In the problem you've given, we can prove that there is a unique solution as follows: suppose $f$ is some solution to the functional equation$$f(x+y)+f(x-y)=2x^2+2y^2,$$ i.e. $f(x+y)+f(x-y)=2x^2+2y^2$ for all $x$ and $y$. Then, in particular, we have that $$f(x+0)+f(x-0)=2x^2+2\cdot 0^2$$ $$2f(x)=2x^2$$ and therefore $f(x)=x^2$. Thus the function $f(t)=t^2$ is the only solution to the functional equation $f(x+y)+f(x-y)=2x^2+2y^2$.

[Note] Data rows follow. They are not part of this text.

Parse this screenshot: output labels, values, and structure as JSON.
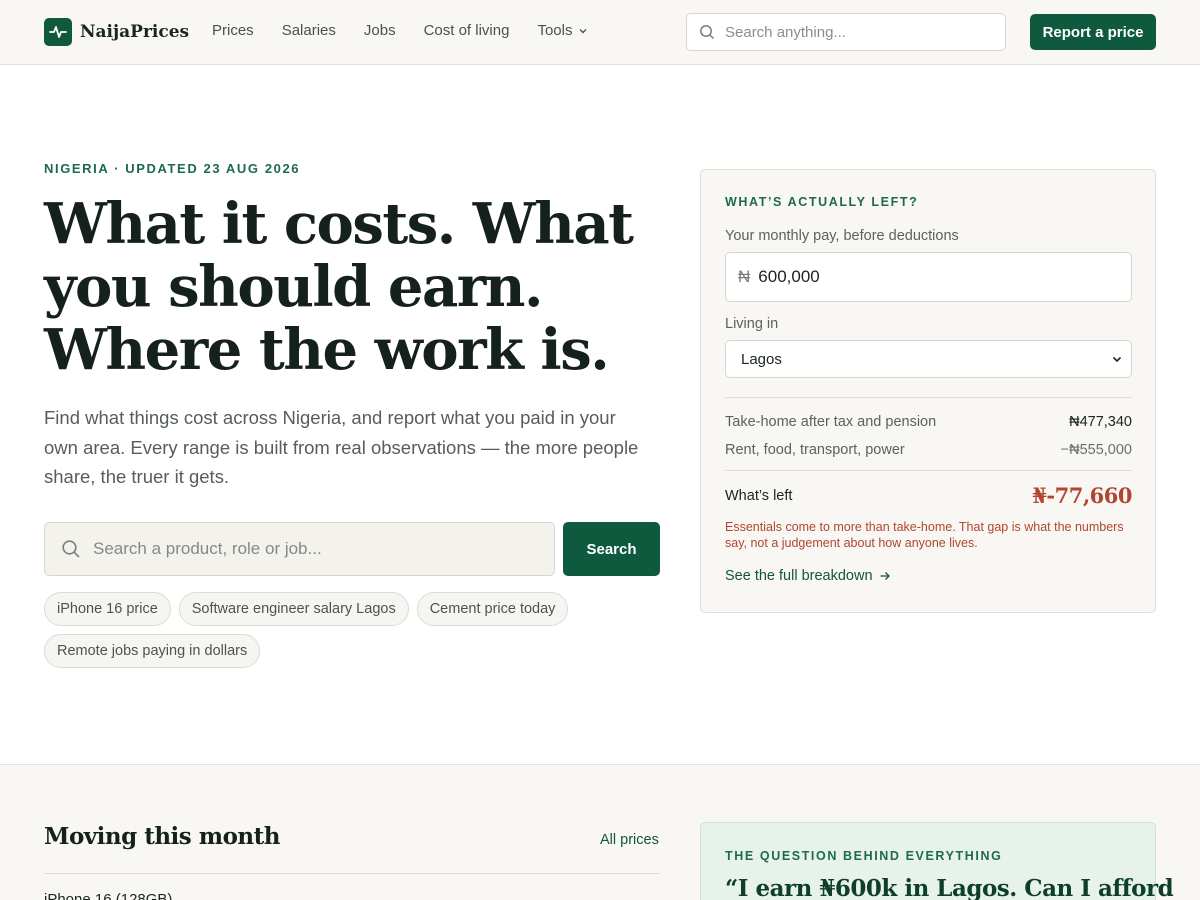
{
  "header": {
    "brand": "NaijaPrices",
    "nav": [
      "Prices",
      "Salaries",
      "Jobs",
      "Cost of living"
    ],
    "nav_tools": "Tools",
    "search_placeholder": "Search anything...",
    "report_button": "Report a price"
  },
  "hero": {
    "eyebrow": "NIGERIA · UPDATED 23 AUG 2026",
    "title_line1": "What it costs. What",
    "title_line2": "you should earn.",
    "title_line3": "Where the work is.",
    "subtitle": "Find what things cost across Nigeria, and report what you paid in your own area. Every range is built from real observations — the more people share, the truer it gets.",
    "search_placeholder": "Search a product, role or job...",
    "search_button": "Search",
    "chips": [
      "iPhone 16 price",
      "Software engineer salary Lagos",
      "Cement price today",
      "Remote jobs paying in dollars"
    ]
  },
  "calculator": {
    "eyebrow": "WHAT’S ACTUALLY LEFT?",
    "pay_label": "Your monthly pay, before deductions",
    "currency_symbol": "₦",
    "pay_value": "600,000",
    "city_label": "Living in",
    "city_value": "Lagos",
    "takehome_label": "Take-home after tax and pension",
    "takehome_value": "₦477,340",
    "essentials_label": "Rent, food, transport, power",
    "essentials_value": "−₦555,000",
    "left_label": "What’s left",
    "left_value": "₦-77,660",
    "note": "Essentials come to more than take-home. That gap is what the numbers say, not a judgement about how anyone lives.",
    "breakdown_link": "See the full breakdown"
  },
  "moving": {
    "title": "Moving this month",
    "all_link": "All prices",
    "first_item": "iPhone 16 (128GB)"
  },
  "question": {
    "eyebrow": "THE QUESTION BEHIND EVERYTHING",
    "quote": "“I earn ₦600k in Lagos. Can I afford"
  },
  "colors": {
    "brand_green": "#0f5a3e",
    "negative_red": "#b2452f",
    "page_bg": "#f8f7f3"
  }
}
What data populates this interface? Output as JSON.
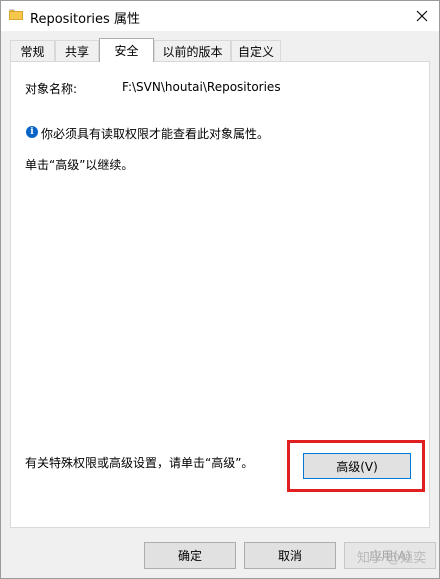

Here's a functional equation that does not have a unique solution: $f(x)^2=x^2$. For example, all of the functions $$f(t)=t,\qquad g(t)=-t,\qquad h(t)=|t|$$ satisfy the function equation, i.e. $f(x)^2=x^2$ for all $x$, $g(x)^2=(-x)^2=x^2$ for all $x$, and $h(x)^2=|x|^2=x^2$ for all $x$. However, $f$, $g$, and $h$ are different functions: for example, $$f(1)=1\neq-1=g(1)$$ so $f\neq g$, and similarly $f\neq h$ and $g\neq h$.